Intel admitted that its new desktop Core Ultra Plus CPUs are almost no faster than Ryzen in games
Intel compares the gaming capabilities of new Arrow Lake Refresh processors
Intel conducted internal tests in which the new Core Ultra 5 250K Plus and Core Ultra 7 270K Plus models from the Arrow Lake Refresh line are compared with competitors. The results show the following:
| Processor | Cores/threads | Max frequency | Price | Game‑performance |
|---|---|---|---|---|
| Core Ultra 5 250K Plus | 18 (6 P + 12 E) | up to 5.3 GHz (auto‑drake) | $199 | roughly equal to AMD Ryzen 5 9600X |
| Core Ultra 7 270K Plus | 24 (8 P + 16 E) | up to 5.5 GHz | $299 | slightly faster than Ryzen 7 9700X (≈4 %) |
What does this mean for gamers?
- The Core Ultra 5 250K Plus has more than twice as many physical cores, but thanks to the P‑ and E‑core architecture it achieves the same gaming performance as a 6‑core Ryzen 5 9600X. In 37 game tests both chips show identical results.

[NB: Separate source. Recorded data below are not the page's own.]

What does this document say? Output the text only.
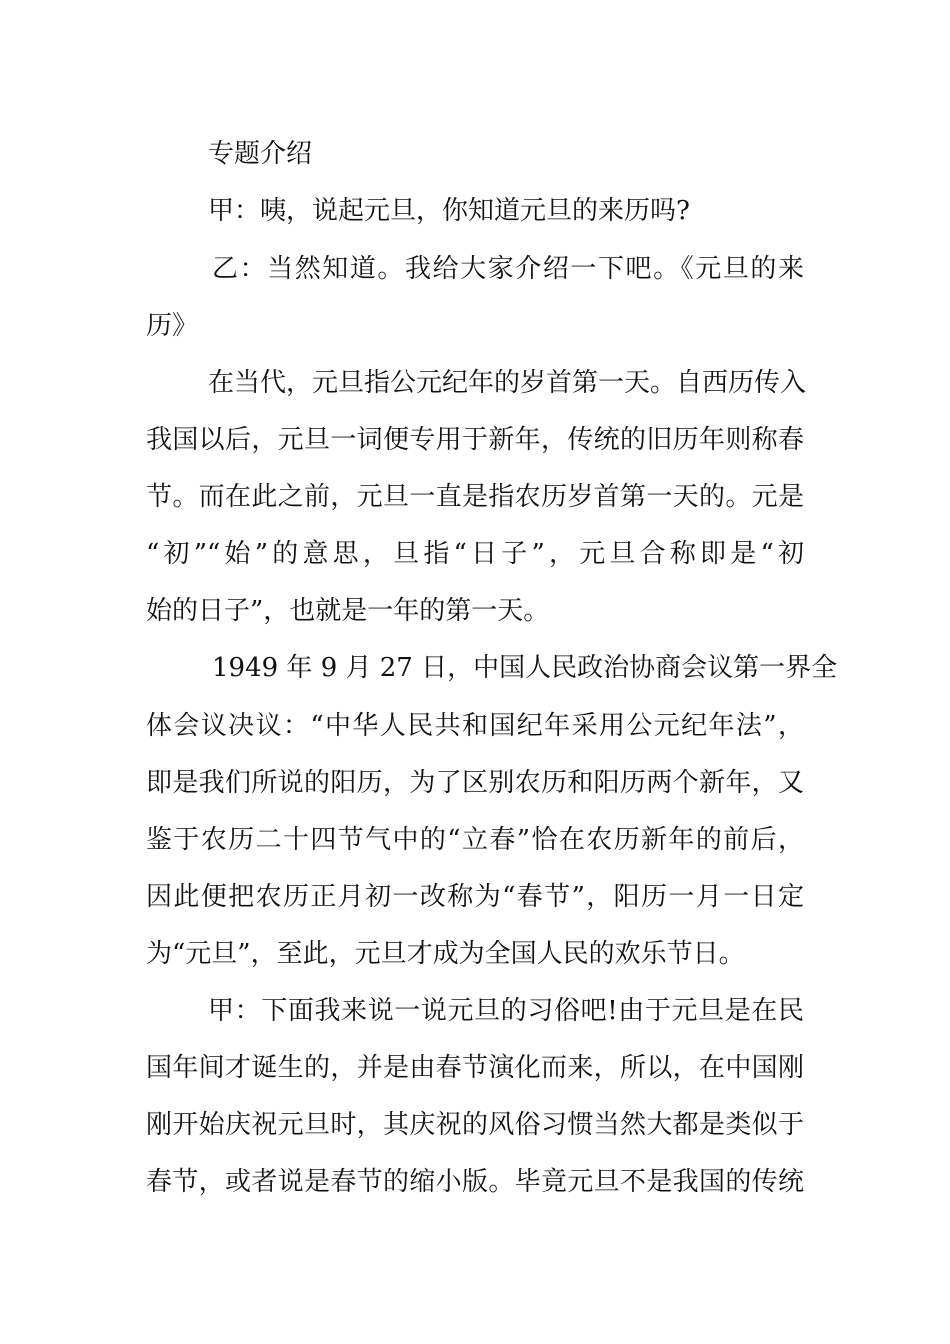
专题介绍
甲：咦，说起元旦，你知道元旦的来历吗?
乙：当然知道。我给大家介绍一下吧。《元旦的来
历》
在当代，元旦指公元纪年的岁首第一天。自西历传入
我国以后，元旦一词便专用于新年，传统的旧历年则称春
节。而在此之前，元旦一直是指农历岁首第一天的。元是
“初”“始”的意思，旦指“日子”，元旦合称即是“初
始的日子”，也就是一年的第一天。
1949 年 9 月 27 日，中国人民政治协商会议第一界全
体会议决议：“中华人民共和国纪年采用公元纪年法”，
即是我们所说的阳历，为了区别农历和阳历两个新年，又
鉴于农历二十四节气中的“立春”恰在农历新年的前后，
因此便把农历正月初一改称为“春节”，阳历一月一日定
为“元旦”，至此，元旦才成为全国人民的欢乐节日。
甲：下面我来说一说元旦的习俗吧!由于元旦是在民
国年间才诞生的，并是由春节演化而来，所以，在中国刚
刚开始庆祝元旦时，其庆祝的风俗习惯当然大都是类似于
春节，或者说是春节的缩小版。毕竟元旦不是我国的传统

- The Core Ultra 7 270K Plus adds four additional E‑cores compared with the 265K model, yet this has almost no impact on gaming FPS: compared to the Ryzen 7 9700X it is only about 4 % faster. Both processors cost $299.
How Intel positions the new chips?
A slide in the presentation compares performance in Blender – here Intel claims an advantage of its processors by roughly 85 %. This underscores that the company continues to emphasize mixed workloads and content creation, not just gaming.
Comparison with previous models
- The Core Ultra 7 270K Plus outperforms the Core Ultra 7 265K by about 15 % on average in gaming workloads.
- The Core Ultra 5 250K Plus shows a performance increase of around 13 % compared to the Core Ultra 5 245K.
Thus, the new Arrow Lake Refresh processors offer modest improvements to the gaming experience while maintaining competitive pricing, but their strongest advantage remains in multimedia and content‑creation tasks.